Slevin, who has worked in the past for Democratic Representative Keith Ellison, the Center for American Progress, and MSNBC, responded with a tweet, saying, “Anti-semitism is a right-wing force Anti-semitism is a right-wing force Anti-semitism is a right-wing force Anti-semitism is a right-wing force Anti-semitism is a right-wing force Anti-semitism is a right-wing force Anti-semitism is a right-wing force Anti-semitism is a right-win.”
Yair Rosenberg, a senior writer at Tablet magazine, took Slevin to task for his tweet, saying, “This from Ilhan Omar’s comms guy is deeply misguided. I’ve reported on anti-Semitism for years across continents. It’s not a Muslim problem, a Christian problem, a left problem or a right problem. It’s a human problem.
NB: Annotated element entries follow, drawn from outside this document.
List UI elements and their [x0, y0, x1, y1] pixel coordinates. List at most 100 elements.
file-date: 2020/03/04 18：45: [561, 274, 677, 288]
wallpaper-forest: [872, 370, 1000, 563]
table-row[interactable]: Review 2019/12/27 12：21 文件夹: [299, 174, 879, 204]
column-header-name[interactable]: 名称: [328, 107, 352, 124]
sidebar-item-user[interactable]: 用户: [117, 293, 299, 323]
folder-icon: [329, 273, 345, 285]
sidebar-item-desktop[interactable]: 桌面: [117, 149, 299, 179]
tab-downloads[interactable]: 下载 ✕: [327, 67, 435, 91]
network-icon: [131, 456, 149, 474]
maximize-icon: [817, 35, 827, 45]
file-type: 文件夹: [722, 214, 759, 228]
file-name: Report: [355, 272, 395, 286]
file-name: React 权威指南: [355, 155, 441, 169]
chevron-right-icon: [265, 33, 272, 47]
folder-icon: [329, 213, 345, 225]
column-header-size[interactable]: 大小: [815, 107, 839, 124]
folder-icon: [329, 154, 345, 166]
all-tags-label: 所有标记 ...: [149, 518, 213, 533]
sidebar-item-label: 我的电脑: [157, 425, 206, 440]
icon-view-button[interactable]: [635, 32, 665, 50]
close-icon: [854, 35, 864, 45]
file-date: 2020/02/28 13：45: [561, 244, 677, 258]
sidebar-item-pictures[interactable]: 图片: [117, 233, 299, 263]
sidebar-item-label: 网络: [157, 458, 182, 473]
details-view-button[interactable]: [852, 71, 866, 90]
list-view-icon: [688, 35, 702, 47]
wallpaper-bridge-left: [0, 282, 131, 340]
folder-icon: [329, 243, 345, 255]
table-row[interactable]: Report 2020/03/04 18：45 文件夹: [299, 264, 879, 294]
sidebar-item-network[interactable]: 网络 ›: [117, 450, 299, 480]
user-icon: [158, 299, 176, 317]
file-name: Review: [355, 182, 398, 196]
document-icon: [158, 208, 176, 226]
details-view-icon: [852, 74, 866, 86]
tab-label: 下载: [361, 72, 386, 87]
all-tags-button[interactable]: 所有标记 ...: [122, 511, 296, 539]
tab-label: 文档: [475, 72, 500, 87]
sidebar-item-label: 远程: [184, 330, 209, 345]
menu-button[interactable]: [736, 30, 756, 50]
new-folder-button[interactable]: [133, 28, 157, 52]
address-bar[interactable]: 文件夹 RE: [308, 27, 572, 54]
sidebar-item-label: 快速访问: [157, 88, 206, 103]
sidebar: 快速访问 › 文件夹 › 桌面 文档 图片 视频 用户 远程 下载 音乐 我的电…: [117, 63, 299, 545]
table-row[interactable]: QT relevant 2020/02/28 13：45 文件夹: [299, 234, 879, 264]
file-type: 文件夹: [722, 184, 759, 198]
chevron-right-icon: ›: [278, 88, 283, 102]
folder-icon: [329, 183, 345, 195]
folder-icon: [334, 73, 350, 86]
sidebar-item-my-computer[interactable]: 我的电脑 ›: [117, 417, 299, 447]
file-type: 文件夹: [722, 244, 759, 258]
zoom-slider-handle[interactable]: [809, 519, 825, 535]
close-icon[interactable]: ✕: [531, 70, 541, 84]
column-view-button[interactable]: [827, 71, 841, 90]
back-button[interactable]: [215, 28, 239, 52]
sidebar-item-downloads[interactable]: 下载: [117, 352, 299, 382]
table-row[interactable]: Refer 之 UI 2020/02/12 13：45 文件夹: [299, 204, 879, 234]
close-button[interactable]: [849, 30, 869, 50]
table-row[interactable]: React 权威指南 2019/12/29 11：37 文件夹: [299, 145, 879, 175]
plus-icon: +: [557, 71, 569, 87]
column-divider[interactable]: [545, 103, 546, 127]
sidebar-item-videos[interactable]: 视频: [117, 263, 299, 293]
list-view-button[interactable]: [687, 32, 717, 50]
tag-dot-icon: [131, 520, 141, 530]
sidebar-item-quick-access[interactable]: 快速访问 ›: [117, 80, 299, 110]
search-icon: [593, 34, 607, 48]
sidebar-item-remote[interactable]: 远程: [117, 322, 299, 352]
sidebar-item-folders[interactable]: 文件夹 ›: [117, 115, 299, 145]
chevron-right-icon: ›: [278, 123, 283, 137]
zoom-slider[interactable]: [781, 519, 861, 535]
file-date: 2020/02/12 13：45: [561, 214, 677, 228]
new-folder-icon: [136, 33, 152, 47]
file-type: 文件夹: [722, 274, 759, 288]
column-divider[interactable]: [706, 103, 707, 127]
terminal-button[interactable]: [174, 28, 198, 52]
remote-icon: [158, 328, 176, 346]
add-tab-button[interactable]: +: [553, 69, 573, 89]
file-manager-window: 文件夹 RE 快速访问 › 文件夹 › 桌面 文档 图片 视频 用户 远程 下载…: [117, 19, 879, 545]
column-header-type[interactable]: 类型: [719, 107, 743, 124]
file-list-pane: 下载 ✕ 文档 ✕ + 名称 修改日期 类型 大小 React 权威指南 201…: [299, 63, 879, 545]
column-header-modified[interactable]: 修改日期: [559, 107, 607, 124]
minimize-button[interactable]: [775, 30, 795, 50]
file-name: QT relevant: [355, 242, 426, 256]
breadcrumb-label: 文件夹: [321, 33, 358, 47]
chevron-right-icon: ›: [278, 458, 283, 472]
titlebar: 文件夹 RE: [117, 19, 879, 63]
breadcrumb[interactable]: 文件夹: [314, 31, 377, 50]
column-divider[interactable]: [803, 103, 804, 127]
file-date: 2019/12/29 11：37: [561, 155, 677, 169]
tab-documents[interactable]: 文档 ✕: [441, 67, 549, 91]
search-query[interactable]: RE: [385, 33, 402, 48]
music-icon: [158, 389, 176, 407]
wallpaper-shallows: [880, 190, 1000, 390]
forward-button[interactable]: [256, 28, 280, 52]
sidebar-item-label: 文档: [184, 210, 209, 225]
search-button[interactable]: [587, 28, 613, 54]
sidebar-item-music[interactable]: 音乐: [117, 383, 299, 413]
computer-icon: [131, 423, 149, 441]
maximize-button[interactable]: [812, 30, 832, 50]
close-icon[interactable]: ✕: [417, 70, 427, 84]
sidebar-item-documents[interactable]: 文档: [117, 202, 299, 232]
Anyone telling you otherwise needs to educate themselves.”
“Your politics do not insulate you from falling prey to anti-Jewish bigotry,” Rosenberg added. “Today and throughout history, people have adopted and spread anti-Jewish conspiracies and invective and violence across the ideological spectrum, from Stalin to Hitler.”
“There is this game that political partisans play where they try to retroactively disown their own side’s anti-Semites,” he asserted. “’The Nazis were really national SOCIALISTS.’ ‘Stalin wasn’t really on the left.’ It’s a way of avoiding reckoning with one’s own susceptibility to bigotry.”